Ebülfet Kerimov, korku dolu gecede uzun süre babasıyla yola devam eder, sabaha karşı ormanın içerisinden ince bir duman görürüler. Babasını çalılık bir alanda sakladıktan sonra sürünerek dumana doğru gider. Mahallesinden yaşlılar, kadın ve çocuklardan oluşan 12 kişiyi yanan ateşin başında bulduğunda bir nebze de olsa sevinir. Babasını alarak ateşin başına gelir.
Geceleri daha önce savaşı iliklerine kadar yaşayan babasıyla koyun koyuna yatan Kerimov, her 10 dakikada birbirlerini uyumama konusunda uyarırlar. Kerimov, ” İki gün ıslak ve soğukta kaldığı için ayaklarımı hissetmiyordum. Acısını babama hissettirmemek için çalışsam da babam çektiğim ızdırabı yüzümden okumuştu. Artık soğuktan ayaklarımı hissetmediğimi söyledim. Benimle yan yana yatan babam sürünerek ayak ucuma geçti ve ayaklarımı koltuğunun altına aldı. Bu şekilde ne kadar tuttuğunu bilmiyorum, meğer ayaklarımı şimdi kullanabiliyorsam, bu babamın kendisinin donma pahasına ayaklarımı koltuğunun altında ısıtmasından dolayıdır. “diyor.
HERKES DONMUŞTU
Kerimov, sık çalılıkların bulunduğu ormanlık alanda kurulu olan sözde kamplarından gün ağardığında babası, yaşlı bir teyze ve yarı baygın bir yaşlı dışında çoluk çocuk herkesin donarak öldüğünü göz yaşıyla anlattı. Kerimov babasının bu yolun sonunun olmadığını anlayınca kendilerini burada bırakarak canını kurtarmasını istediğini, ancak kabul etmediğini aktarıyor. Kerimov babasını terk etmesini ise göz yaşlarıyla anlatıyor: “Babam kendisini bırakıp gitmeyeceğimi anlayınca hiç olmazsa gidip yardım getirmem konusunda beni ikna etti. Babama ‘babacığım gideyim ancak bu gidiş normal gidiş değil ne olur sana doyasıya bir sarılayım ondan sonra gideyim’ dedim.
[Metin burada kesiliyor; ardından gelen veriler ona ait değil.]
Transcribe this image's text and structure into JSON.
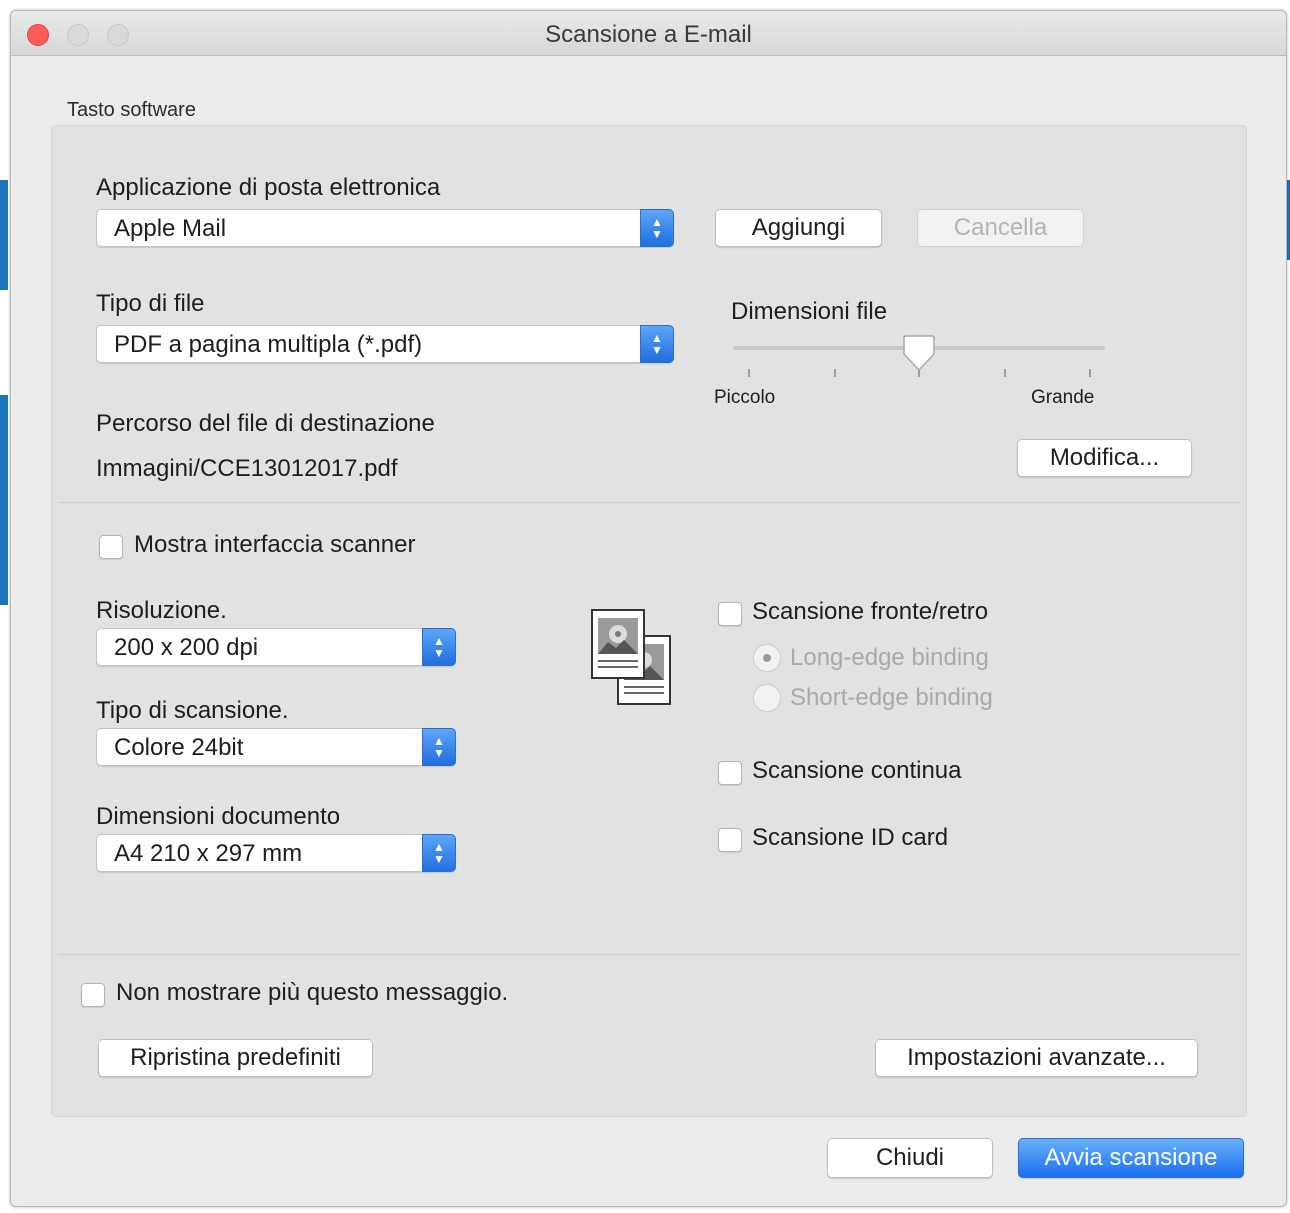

Babam benim yüzüme bakmıyordu belki de bakamıyordu sadece eliyle ve kısık bir sesle bana ‘git’ dedi”
Babasından ayrılan ve Ağdam ilçesi istikametine doğru yaklaşık 2 saat yürüyen Kerimov yolda Azerbaycanlı zannettiği ve Azerbaycan dilini eksiksiz konuşan silahsız birisiyle karşılaşır. Karşılaştığı kişinin Ermeni olduğunu anlamayan Kerimov çalıların altından silahlı bir Ermeni askeri çıkınca düştüğü tuzağı anlar ancak artık iş işten geçmiştir.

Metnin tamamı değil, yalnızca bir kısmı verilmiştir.